Les premiers juges ayant exactement rappelé les termes de la citation et les faits de la cause, la Cour s'en rapporte, sur ces points, aux énonciations du jugement attaqué.

Régulièrement représentés par leur Conseil, Bertrand de G et la S demandent à la Cour, par voie de conclusions conjointes, de :

- " dire et juger que les annonces litigieuses ne sont pas contraires aux dispositions des articles 2 et 8 de la loi du 9 juillet 1976 modifiée par la loi du 10 janvier 1991 "

- " en conséquence, réformer le jugement dont appel "

- " relaxer M. Bertrand de G des fins de la poursuite "

- " mettre la S hors de cause "

- " subsidiairement, atténuer les condamnations prononcées en première instance à l'encontre de M de G "

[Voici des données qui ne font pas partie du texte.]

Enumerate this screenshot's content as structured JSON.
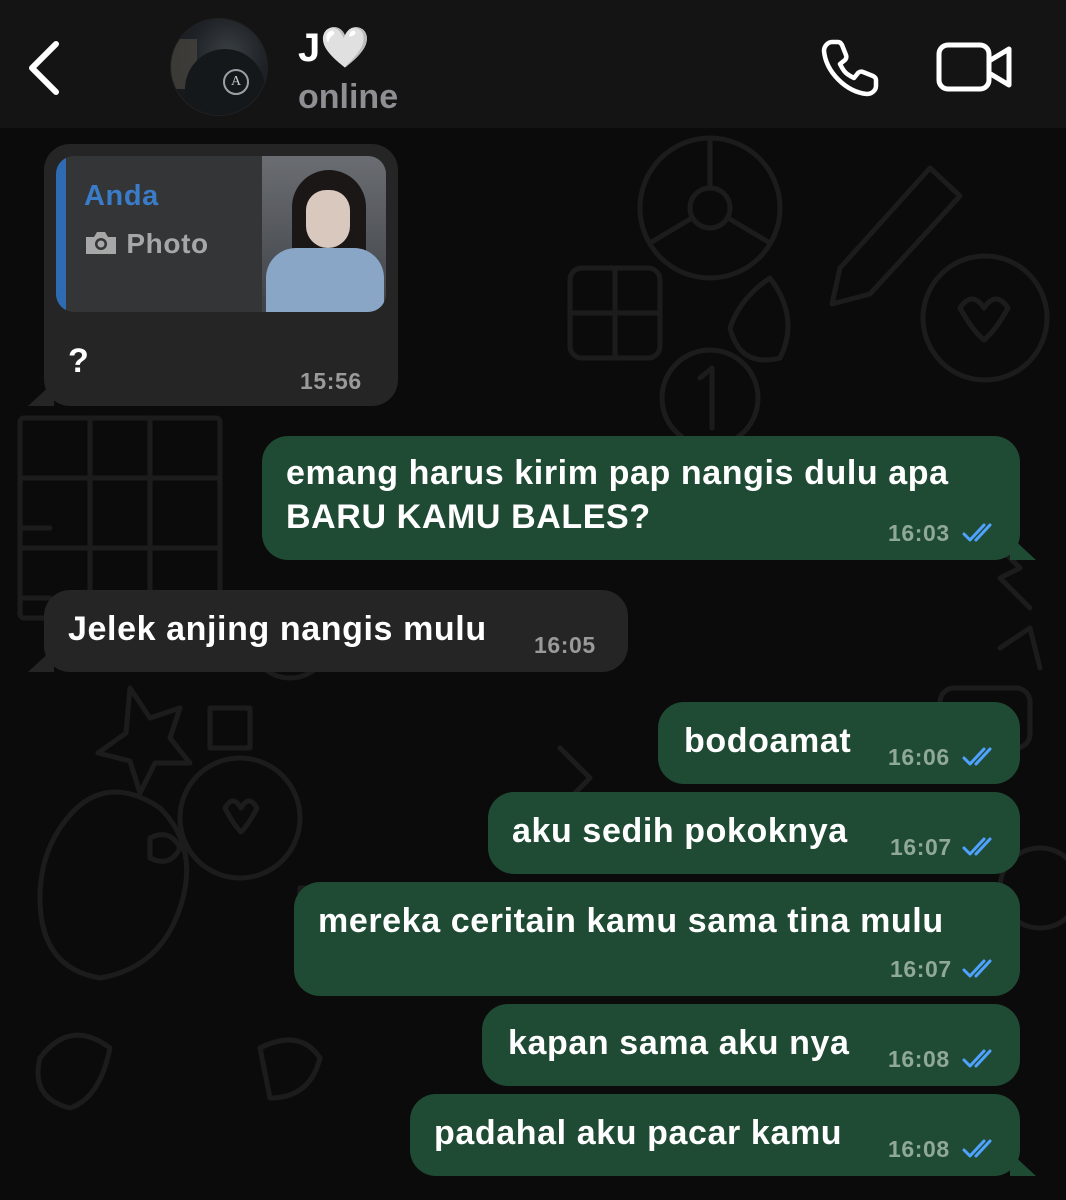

- " dire et juger que la S sera solidairement tenue en totalité de l'amende et des frais mis à la charge de son dirigeant "

- " qu'il en sera de même pour les dommages-intérêts alloués au Comité Nationale contre le Tabagisme ".

Quant au CNCT, représenté par son Conseil, il demande à la Cour, par voie de conclusions, de :

- " dire et juger mal fondé l'appel de M de G et la S "

- " Confirmer en toutes ses dispositions le jugement du 14 mai 1992 "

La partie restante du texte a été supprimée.